Rushdi Shams - 2013-12-07

1. Overview of Text Denoising Tool:

Text Denoising Tool removes the insignificant and/or unwanted
sentences of a text according to their reading difficulty score (which in this case
is the Fog Index).

Changes made since version 2.1:

  • According to [1] and for the task of
    biomedical relation mining, the 30% of the most difficult-to-read sentences is called
    denoised text and the rest of the text is considered as noise text. According to [2], however,
    and for the task of Keyphrase indexing, the 70% of the most difficult-to-read sentences is called
    denoised text and the rest of the text is considered as noise text.

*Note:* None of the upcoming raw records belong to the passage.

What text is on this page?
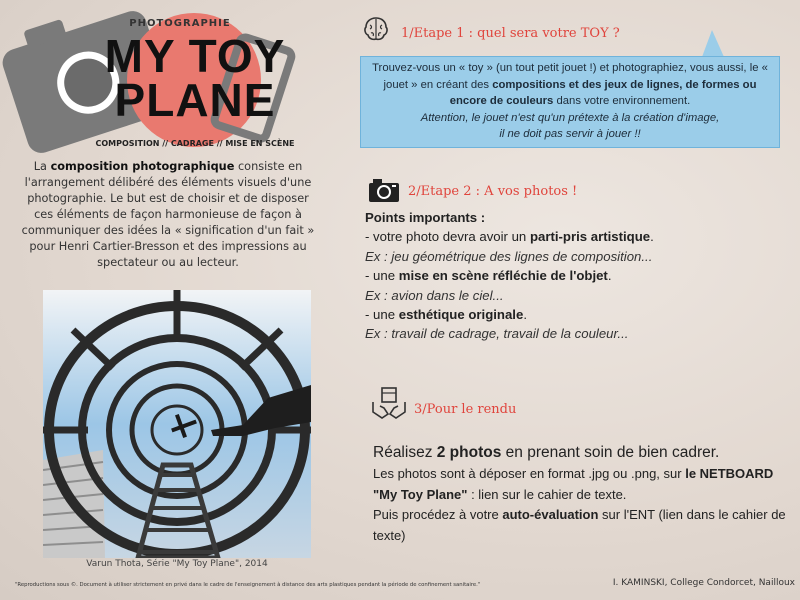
PHOTOGRAPHIE
MY TOY
PLANE
COMPOSITION // CADRAGE // MISE EN SCÈNE
La composition photographique consiste en l'arrangement délibéré des éléments visuels d'une photographie. Le but est de choisir et de disposer ces éléments de façon harmonieuse de façon à communiquer des idées la « signification d'un fait » pour Henri Cartier-Bresson et des impressions au spectateur ou au lecteur.
Varun Thota, Série "My Toy Plane", 2014
1/Etape 1 : quel sera votre TOY ?
Trouvez-vous un « toy » (un tout petit jouet !) et photographiez, vous aussi, le « jouet » en créant des compositions et des jeux de lignes, de formes ou encore de couleurs dans votre environnement.
Attention, le jouet n'est qu'un prétexte à la création d'image,
il ne doit pas servir à jouer !!
2/Etape 2 : A vos photos !
Points importants :
- votre photo devra avoir un parti-pris artistique.
Ex : jeu géométrique des lignes de composition...
- une mise en scène réfléchie de l'objet.
Ex : avion dans le ciel...
- une esthétique originale.
Ex : travail de cadrage, travail de la couleur...
3/Pour le rendu
Réalisez 2 photos en prenant soin de bien cadrer.
Les photos sont à déposer en format .jpg ou .png, sur le NETBOARD "My Toy Plane" : lien sur le cahier de texte.
Puis procédez à votre auto-évaluation sur l'ENT (lien dans le cahier de texte)
"Reproductions sous ©. Document à utiliser strictement en privé dans le cadre de l'enseignement à distance des arts plastiques pendant la période de confinement sanitaire."	I. KAMINSKI, College Condorcet, Nailloux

As the denoising threshold (% of
    sentences to keep as important part of the texts) varies for different task and datasets,
    we are facilitating the user to choose his/her desired threshold (between 0% and 100%).

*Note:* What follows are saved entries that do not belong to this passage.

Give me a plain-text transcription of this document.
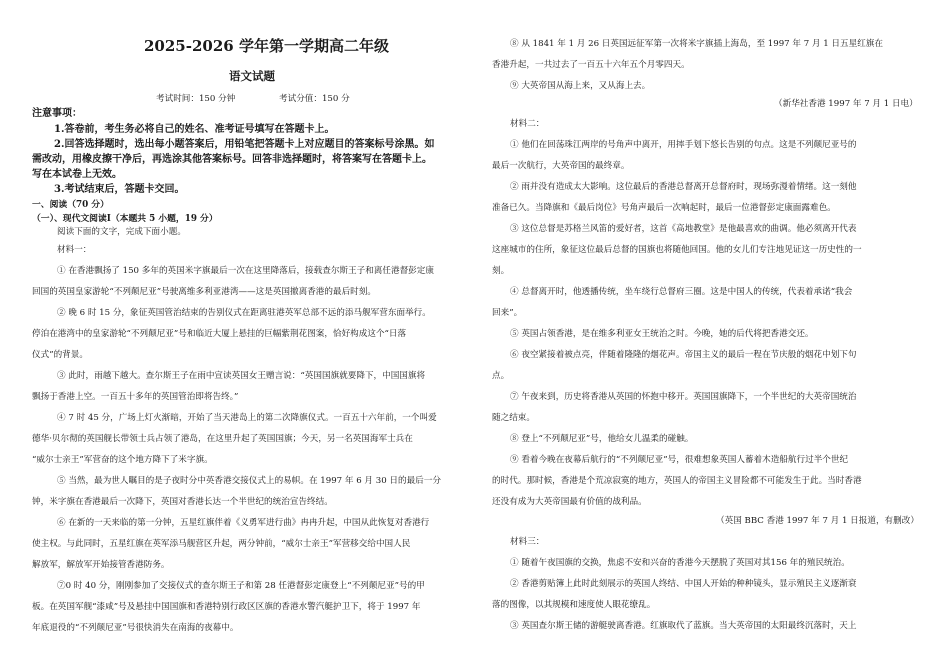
2025-2026 学年第一学期高二年级
语文试题
考试时间：150 分钟	考试分值：150 分
注意事项：
1.答卷前，考生务必将自己的姓名、准考证号填写在答题卡上。
2.回答选择题时，选出每小题答案后，用铅笔把答题卡上对应题目的答案标号涂黑。如
需改动，用橡皮擦干净后，再选涂其他答案标号。回答非选择题时，将答案写在答题卡上。
写在本试卷上无效。
3.考试结束后，答题卡交回。
一、阅读（70 分）
（一）、现代文阅读Ⅰ（本题共 5 小题，19 分）
阅读下面的文字，完成下面小题。
材料一：
① 在香港飘扬了 150 多年的英国米字旗最后一次在这里降落后，接载查尔斯王子和离任港督彭定康
回国的英国皇家游轮“不列颠尼亚”号驶离维多利亚港湾——这是英国撤离香港的最后时刻。
② 晚 6 时 15 分，象征英国管治结束的告别仪式在距离驻港英军总部不远的添马舰军营东面举行。
停泊在港湾中的皇家游轮“不列颠尼亚”号和临近大厦上悬挂的巨幅紫荆花图案，恰好构成这个“日落
仪式”的背景。
③ 此时，雨越下越大。查尔斯王子在雨中宣读英国女王赠言说：“英国国旗就要降下，中国国旗将
飘扬于香港上空。一百五十多年的英国管治即将告终。”
④ 7 时 45 分，广场上灯火渐暗，开始了当天港岛上的第二次降旗仪式。一百五十六年前，一个叫爱
德华·贝尔彻的英国舰长带领士兵占领了港岛，在这里升起了英国国旗；今天，另一名英国海军士兵在
“威尔士亲王”军营奋的这个地方降下了米字旗。
⑤ 当然，最为世人瞩目的是子夜时分中英香港交接仪式上的易帜。在 1997 年 6 月 30 日的最后一分
钟，米字旗在香港最后一次降下，英国对香港长达一个半世纪的统治宣告终结。
⑥ 在新的一天来临的第一分钟，五星红旗伴着《义勇军进行曲》冉冉升起，中国从此恢复对香港行
使主权。与此同时，五星红旗在英军添马舰营区升起，两分钟前，“威尔士亲王”军营移交给中国人民
解放军，解放军开始接管香港防务。
⑦0 时 40 分，刚刚参加了交接仪式的查尔斯王子和第 28 任港督彭定康登上“不列颠尼亚”号的甲
板。在英国军舰“漆咸”号及悬挂中国国旗和香港特别行政区区旗的香港水警汽艇护卫下，将于 1997 年
年底退役的“不列颠尼亚”号很快消失在南海的夜幕中。
⑧ 从 1841 年 1 月 26 日英国远征军第一次将米字旗插上海岛，至 1997 年 7 月 1 日五星红旗在
香港升起，一共过去了一百五十六年五个月零四天。
⑨ 大英帝国从海上来，又从海上去。
（新华社香港 1997 年 7 月 1 日电）
材料二：
① 他们在回荡珠江两岸的号角声中离开，用摔手划下悠长告别的句点。这是不列颠尼亚号的
最后一次航行，大英帝国的最终章。
② 雨并没有造成太大影响。这位最后的香港总督离开总督府时，现场弥漫着情绪。这一刻他
准备已久。当降旗和《最后岗位》号角声最后一次响起时，最后一位港督彭定康面露难色。
③ 这位总督是苏格兰风笛的爱好者，这首《高地教堂》是他最喜欢的曲调。他必须离开代表
这座城市的住所，象征这位最后总督的国旗也将随他回国。他的女儿们专注地见证这一历史性的一
刻。
④ 总督离开时，他透播传统，坐车绕行总督府三圈。这是中国人的传统，代表着承诺“我会
回来”。
⑤ 英国占领香港，是在维多利亚女王统治之时。今晚，她的后代将把香港交还。
⑥ 夜空紧接着被点亮，伴随着隆隆的烟花声。帝国主义的最后一程在节庆般的烟花中划下句
点。
⑦ 午夜来到，历史将香港从英国的怀抱中移开。英国国旗降下，一个半世纪的大英帝国统治
随之结束。
⑧ 登上“不列颠尼亚”号，他给女儿温柔的碰触。
⑨ 看着今晚在夜幕后航行的“不列颠尼亚”号，很难想象英国人蓄着木造船航行过半个世纪
的时代。那时候，香港是个荒凉寂寞的地方，英国人的帝国主义冒险都不可能发生于此。当时香港
还没有成为大英帝国最有价值的战利品。
（英国 BBC 香港 1997 年 7 月 1 日报道，有删改）
材料三：
① 随着午夜国旗的交换，焦虑不安和兴奋的香港今天摆脱了英国对其156 年的殖民统治。
② 香港剪贴簿上此时此刻展示的英国人终结、中国人开始的种种镜头，显示殖民主义逐渐衰
落的图像，以其规模和速度使人眼花缭乱。
③ 英国查尔斯王储的游艇驶离香港。红旗取代了蓝旗。当大英帝国的太阳最终沉落时，天上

  • Second, we are introducing an option to set by the user
    to remove short sentences (sentences of length less than 5)

  • Third, the tool is now accessible with command line arguments.

Note:

To get the best result with the tool, pre-process your text files by
removing various parts of a paper like:

  • Title and affiliation
  • Headings, subheadings and sub sub headings
  • Tables, figures and other graphics and their captions
  • Reference citations like [1] [2] or [X et al., 200Z]
  • References
  • Unwanted symbols inserted during a PDF to text conversion

2. Prepare your dataset:

  • Your texts should be in ASCII text format in order to get processed
  • Put your text files in a directory.

3. Run the Text Denoising Tool:

  • Run the Text Denoising JAR file. Run the command java -jar TextDenoisingv2-2.jar option1 option2 option3 option4 option5
  • All the options are mandatory.

Legends:

option1: The source directory
option2: The denoised text directory
option3: The noise text directory
option4: Text denoising threshold (from 0 to 100)
option5: Short sentence removal (true for removing sentences of length less than 5, false to run the tool on the full text as it is)

4. Other Documentations:

If you want to see how Text Denoising works and/or to user the tool for your research, please refer
to the work as listed-

[1] Rushdi Shams and Robert E. Mercer, "Extracting Connected Concepts from Biomedical Texts using Fog Index",
12th Conference of the Pacific Association for Computational Linguistics (PACLING 2011), Kuala Lumpur,
Malaysia, July 19-21, 2011.
[2] Rushdi Shams and Robert E. Mercer, "Investigating Keyphrase Indexing with Text Denoising", 12th ACM/IEEE-CS Joint Conference on Digital Libraries (JCDL2012), Washington DC, USA, June 10-14, 2012.